Kontakt Instrument By Sonal D'Silva
Published June 2025

Emergence Audio Time Crystals

Rating: 4.5/5 Stars

I’ve experienced the calming sounds of a singing bowl in person exactly once in my life, but I couldn’t tell you much about the experience because not long after my friend at university began playing the bowl, I fell asleep. I have, however, managed to stay awake and alert while exploring Time Crystals, the new library from Emergence Audio, which pairs their very modern and now well‑known Non‑Static Sampling and Infinite Motion Engine 2.0 technologies with the resonance of quartz singing bowls that have calmed humans for centuries.

It’s a simple concept: textures in the form of drones, pads, pulses and strikes originating from the sounds of singing bowls, equipped with detailed MIDI CC control to further shape the tones. Creatively, it’s a double‑edged sword because while there are no static loops in this Kontakt library, things are so fluid that if you aren’t recording your experiments, you may stumble upon a wonderful sound but never find it again as you go through long evolving performances with subtle variations.

As important as the singing bowl is the tool you play it with, and Time Crystals offers three options: mallet, suede and wooden striker. The differences in tone are most apparent up to C4, after which they all start to generate bell‑like tones with more muted or sharper attacks, depending on the selection of tools. The basic patch for each striker works as a building block to create your own textural pieces. For layered sounds, you have more than 160 presets to work with, including single patches or more elaborate multis.
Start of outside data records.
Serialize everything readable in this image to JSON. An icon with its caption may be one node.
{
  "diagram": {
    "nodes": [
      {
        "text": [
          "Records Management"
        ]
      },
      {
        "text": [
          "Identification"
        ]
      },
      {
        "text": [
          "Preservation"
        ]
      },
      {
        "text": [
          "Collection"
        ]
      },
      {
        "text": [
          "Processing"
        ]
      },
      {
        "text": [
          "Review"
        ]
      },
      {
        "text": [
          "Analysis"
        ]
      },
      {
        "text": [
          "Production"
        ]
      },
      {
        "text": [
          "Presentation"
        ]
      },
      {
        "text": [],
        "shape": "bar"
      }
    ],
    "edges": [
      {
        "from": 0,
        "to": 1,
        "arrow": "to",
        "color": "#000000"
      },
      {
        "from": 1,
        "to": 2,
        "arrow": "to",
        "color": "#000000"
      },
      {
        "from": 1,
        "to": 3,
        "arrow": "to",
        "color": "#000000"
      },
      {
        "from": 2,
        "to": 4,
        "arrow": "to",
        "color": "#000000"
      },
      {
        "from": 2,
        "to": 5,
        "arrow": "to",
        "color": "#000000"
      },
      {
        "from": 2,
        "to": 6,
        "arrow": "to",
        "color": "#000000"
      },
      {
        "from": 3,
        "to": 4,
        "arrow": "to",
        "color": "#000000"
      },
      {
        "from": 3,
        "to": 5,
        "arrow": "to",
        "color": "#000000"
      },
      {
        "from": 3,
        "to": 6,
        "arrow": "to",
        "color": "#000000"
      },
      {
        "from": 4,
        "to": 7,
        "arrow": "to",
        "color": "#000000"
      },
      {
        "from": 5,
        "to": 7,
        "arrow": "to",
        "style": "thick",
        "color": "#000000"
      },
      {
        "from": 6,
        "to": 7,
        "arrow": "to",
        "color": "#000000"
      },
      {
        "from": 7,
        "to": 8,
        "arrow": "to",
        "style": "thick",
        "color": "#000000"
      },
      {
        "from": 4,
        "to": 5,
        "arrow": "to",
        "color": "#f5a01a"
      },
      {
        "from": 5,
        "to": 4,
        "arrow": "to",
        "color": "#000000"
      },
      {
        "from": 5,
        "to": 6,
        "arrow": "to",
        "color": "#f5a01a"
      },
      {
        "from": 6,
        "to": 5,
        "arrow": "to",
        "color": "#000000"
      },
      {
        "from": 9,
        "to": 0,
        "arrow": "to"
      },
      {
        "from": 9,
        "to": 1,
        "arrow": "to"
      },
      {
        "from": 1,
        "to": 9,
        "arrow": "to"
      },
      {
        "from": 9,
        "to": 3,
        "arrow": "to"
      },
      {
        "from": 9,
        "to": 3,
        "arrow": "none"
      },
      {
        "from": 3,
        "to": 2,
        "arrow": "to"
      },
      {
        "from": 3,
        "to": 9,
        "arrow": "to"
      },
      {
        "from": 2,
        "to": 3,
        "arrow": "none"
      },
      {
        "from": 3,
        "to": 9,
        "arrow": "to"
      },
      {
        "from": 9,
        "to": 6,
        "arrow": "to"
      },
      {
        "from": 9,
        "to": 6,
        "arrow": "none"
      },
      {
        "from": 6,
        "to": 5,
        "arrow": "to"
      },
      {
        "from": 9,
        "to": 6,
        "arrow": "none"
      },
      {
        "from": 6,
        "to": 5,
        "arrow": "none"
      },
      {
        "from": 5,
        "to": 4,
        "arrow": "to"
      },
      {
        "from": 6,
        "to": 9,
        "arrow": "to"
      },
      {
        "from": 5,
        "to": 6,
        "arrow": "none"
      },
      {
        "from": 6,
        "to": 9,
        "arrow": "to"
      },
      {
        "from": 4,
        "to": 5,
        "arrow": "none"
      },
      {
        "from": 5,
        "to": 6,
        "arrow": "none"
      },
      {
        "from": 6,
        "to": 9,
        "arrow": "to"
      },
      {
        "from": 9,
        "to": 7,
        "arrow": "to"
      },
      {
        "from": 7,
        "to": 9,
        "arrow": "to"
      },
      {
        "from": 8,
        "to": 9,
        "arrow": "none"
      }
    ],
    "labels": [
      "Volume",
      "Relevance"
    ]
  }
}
While the library boasts an eight‑octave range, there is definitely a sweet spot for each patch in terms of where it unfolds best. Each time I loaded a patch, the first thing I found myself doing was auditioning octaves until the sound seemed to come alive. Across the library you have everything from ominous low drones to crystal clear high notes that ring out delicately.

Modulation and movement are central to the library, and riding the mod wheel brings interesting results at the default level, even before you assign specific parameters to MIDI CC according to your preference. The velocity sensitivity slider (found on the GUI’s Main page as ‘Vel’) is particularly useful for this library. Since a lot of the patches are played with long‑held notes to let the sounds evolve, having control over velocity means that you can press down on the keys as hard as you like, without suddenly generating a sound that is too loud in a uniformly quiet passage.

The use cases for this library are gentle, ambient cues, textural underscore, and straight up meditative music, but there’s also some fun to be had with more gritty, percussive sounds, like in the Termination Pulse patch, for example.

Emergence Audio have already established that they offer solid source material with precise control, and with Time Crystals they continue to deliver on that promise.

With their previous collections, Emergence Audio have already established that they offer solid source material with precise control, and with Time Crystals they continue to deliver on that promise. After weeks of playing with it, I had one minor quibble. They say Time Crystals “invites you to shape time”, but I found it most suitable for pieces where you want to lose all sense of time — not slow it down, or speed it up... just forget that it exists.